THCudaCheck FAIL file=/tmp/luarocks_cutorch-scm-1-7838/cutorch/lib/THC/generic/THCStorage.c line=32 error=59 : device-side assert triggered
/data/home/suzhou/torch/install/bin/luajit: cuda runtime error (59) : device-side assert triggered at /tmp/luarocks_cutorch-scm-1-7838/cutorch/lib/THC/generic/THCStorage.c:32
stack traceback:
[C]: at 0x7f3ad501a130
[C]: in function '__index'
...hou/torch/install/share/lua/5.1/nn/ClassNLLCriterion.lua:52: in function 'updateOutput'
...torch/install/share/lua/5.1/nn/CrossEntropyCriterion.lua:13: in function 'forward'
train.lua:208: in function 'eval_split'
train.lua:334: in main chunk
[C]: in function 'dofile'
...zhou/torch/install/lib/luarocks/rocks/trepl/scm-1/bin/th:150: in main chunk
[C]: at 0x00405d50
I got the same error...how can I solve this problem?

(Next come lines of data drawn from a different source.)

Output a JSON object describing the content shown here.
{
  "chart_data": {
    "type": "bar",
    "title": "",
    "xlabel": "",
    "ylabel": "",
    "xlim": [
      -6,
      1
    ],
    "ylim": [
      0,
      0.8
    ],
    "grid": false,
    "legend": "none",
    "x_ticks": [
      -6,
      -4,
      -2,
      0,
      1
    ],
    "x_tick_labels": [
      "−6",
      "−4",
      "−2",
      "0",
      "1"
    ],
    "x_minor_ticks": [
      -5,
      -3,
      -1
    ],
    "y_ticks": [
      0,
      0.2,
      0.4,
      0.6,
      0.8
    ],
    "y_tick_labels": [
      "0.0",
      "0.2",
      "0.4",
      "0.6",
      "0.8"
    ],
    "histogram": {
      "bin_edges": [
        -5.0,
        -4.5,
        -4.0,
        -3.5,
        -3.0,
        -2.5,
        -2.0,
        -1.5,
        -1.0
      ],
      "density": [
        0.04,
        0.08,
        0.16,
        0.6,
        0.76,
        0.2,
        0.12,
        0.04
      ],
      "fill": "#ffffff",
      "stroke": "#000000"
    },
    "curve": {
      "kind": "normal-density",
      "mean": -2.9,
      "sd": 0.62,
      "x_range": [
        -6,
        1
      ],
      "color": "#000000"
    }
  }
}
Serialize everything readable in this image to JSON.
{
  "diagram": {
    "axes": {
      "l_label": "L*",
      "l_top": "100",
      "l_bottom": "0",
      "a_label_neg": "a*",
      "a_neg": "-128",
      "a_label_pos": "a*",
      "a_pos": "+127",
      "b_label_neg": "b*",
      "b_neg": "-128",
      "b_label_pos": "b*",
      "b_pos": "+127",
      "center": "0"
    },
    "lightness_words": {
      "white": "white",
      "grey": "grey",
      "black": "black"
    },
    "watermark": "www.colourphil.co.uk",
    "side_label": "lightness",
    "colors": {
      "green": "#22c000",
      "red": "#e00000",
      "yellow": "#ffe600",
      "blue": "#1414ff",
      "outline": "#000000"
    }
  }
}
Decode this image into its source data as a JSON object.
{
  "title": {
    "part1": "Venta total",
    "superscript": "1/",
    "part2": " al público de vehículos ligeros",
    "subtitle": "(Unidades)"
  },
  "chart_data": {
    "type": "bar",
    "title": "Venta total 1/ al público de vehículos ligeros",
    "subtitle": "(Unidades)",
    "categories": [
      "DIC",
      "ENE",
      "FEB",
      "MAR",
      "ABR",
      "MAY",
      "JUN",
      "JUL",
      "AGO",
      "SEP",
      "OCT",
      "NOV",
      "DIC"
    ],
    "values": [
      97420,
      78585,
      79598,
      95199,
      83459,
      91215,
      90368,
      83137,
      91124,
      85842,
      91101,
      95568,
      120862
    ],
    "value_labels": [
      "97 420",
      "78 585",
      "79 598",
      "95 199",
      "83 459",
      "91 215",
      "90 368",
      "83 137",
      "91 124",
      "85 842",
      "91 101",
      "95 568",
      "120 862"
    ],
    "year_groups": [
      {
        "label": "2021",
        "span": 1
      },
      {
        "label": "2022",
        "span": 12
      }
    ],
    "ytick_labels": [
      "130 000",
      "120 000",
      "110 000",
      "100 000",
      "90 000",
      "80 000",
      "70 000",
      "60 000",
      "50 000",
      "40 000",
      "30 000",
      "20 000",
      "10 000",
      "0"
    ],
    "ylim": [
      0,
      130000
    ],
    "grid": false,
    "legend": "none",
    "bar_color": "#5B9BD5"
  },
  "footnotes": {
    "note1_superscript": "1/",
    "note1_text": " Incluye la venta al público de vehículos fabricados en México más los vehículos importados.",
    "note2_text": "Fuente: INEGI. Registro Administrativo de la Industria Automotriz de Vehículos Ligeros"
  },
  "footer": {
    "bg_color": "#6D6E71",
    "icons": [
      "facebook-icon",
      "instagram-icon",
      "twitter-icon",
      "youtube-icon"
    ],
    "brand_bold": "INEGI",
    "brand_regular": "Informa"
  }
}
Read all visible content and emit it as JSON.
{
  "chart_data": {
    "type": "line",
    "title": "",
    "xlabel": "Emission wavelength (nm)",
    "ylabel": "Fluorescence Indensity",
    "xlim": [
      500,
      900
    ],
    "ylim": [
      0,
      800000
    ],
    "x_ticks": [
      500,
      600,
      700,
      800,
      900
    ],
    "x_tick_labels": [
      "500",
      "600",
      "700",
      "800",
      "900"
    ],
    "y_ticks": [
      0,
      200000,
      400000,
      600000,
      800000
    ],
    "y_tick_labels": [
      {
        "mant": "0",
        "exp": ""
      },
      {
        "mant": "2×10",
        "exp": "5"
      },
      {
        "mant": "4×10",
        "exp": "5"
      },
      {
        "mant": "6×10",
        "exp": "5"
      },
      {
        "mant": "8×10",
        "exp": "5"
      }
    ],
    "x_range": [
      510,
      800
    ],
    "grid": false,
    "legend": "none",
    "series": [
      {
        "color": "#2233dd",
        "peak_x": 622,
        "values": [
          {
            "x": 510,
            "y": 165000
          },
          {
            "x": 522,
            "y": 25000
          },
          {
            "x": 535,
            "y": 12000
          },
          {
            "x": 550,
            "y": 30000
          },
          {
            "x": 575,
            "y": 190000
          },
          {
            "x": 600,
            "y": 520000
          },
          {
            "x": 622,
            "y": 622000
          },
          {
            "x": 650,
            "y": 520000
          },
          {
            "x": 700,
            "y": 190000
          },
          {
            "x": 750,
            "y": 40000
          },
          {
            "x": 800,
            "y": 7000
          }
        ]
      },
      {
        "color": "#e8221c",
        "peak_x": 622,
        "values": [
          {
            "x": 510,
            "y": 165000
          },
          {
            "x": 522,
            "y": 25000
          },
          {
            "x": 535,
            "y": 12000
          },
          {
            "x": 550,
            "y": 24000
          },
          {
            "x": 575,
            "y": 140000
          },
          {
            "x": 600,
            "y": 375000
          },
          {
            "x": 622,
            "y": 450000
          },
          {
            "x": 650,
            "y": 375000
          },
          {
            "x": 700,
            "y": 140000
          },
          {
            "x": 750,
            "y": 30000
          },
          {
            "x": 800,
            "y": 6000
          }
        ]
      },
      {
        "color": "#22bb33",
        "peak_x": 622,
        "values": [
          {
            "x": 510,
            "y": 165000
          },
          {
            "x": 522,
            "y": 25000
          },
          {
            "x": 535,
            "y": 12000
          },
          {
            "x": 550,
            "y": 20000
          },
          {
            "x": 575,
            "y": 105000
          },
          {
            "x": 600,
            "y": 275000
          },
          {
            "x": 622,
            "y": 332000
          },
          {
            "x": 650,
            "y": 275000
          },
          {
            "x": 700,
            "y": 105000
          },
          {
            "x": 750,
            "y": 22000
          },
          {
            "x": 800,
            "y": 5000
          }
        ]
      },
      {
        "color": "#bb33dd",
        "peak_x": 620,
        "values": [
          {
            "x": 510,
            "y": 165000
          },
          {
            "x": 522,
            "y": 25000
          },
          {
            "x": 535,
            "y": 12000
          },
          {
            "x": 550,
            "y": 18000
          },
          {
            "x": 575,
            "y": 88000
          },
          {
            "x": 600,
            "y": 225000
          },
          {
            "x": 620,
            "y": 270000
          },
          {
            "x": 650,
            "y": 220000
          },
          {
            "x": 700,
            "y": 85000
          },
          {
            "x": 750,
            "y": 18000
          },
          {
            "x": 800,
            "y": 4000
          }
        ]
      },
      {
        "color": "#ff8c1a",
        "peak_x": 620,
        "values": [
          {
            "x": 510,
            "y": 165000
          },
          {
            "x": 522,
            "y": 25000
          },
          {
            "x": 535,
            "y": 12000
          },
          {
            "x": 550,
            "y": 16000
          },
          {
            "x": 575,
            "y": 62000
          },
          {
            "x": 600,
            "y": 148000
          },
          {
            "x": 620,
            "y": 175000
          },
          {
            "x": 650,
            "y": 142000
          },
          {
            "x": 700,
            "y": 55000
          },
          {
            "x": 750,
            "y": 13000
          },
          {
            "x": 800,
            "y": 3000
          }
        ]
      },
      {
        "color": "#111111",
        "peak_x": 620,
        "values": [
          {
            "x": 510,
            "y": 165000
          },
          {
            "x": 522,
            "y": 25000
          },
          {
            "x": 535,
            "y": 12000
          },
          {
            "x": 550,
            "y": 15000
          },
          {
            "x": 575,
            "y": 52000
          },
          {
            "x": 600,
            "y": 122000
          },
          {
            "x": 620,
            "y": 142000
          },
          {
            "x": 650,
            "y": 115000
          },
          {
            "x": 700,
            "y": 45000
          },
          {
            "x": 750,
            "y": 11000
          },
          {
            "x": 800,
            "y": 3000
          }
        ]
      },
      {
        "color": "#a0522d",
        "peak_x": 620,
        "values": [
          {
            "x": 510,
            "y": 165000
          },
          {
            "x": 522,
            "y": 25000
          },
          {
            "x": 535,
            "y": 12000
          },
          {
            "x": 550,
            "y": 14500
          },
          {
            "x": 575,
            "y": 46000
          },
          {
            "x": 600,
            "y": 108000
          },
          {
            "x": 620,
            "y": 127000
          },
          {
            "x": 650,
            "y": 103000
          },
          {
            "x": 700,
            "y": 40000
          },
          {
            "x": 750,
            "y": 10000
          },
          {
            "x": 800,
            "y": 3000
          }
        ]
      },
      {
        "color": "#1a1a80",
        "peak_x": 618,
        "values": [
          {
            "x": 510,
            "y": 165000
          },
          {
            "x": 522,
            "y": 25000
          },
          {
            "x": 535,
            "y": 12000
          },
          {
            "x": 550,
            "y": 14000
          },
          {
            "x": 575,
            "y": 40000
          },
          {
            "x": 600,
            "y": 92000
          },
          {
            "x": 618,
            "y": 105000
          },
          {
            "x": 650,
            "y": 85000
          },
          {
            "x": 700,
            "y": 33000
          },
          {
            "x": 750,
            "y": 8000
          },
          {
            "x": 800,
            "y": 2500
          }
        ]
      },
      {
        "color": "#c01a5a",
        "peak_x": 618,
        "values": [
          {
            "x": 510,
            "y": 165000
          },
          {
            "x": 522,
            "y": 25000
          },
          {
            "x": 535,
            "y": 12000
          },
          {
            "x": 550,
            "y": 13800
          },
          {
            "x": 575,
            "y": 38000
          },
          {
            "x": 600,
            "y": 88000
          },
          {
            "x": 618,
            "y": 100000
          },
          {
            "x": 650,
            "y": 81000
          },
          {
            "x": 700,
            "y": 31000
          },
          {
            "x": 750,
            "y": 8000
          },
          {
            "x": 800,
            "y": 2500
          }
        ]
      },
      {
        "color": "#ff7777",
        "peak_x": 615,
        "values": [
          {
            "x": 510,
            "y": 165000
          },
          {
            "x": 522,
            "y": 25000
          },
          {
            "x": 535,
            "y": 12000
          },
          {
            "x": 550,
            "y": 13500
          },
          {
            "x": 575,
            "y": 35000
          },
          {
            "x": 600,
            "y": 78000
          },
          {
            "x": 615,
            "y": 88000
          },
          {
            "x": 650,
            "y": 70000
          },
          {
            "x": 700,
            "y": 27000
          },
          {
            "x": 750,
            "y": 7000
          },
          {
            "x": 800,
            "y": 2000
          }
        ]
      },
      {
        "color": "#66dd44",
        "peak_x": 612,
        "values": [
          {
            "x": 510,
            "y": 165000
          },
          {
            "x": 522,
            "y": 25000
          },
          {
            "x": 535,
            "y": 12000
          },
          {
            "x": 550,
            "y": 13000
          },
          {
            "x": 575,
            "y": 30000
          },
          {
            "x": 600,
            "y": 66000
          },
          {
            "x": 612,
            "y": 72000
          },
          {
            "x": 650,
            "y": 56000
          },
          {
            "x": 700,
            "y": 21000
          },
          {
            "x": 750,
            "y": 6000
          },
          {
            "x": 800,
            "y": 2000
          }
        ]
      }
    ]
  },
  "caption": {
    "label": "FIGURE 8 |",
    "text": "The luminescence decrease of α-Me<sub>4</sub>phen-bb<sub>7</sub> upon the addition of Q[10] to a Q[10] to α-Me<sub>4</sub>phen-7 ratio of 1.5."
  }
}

@superdarkness it caused by ClassNLLCriterion which only allow [1...class_n] as inputs. Preposed data selected 1000 answers for classification, and marked others -1. One way to solve this problem might be : 1. change -1 to 1001. 2.Set class numbers to 1001 instead of 1000. The other solution is : drop questions with answer -1 in the training set.
@suhmily thank you so much for your advice,this error has been solved successfully!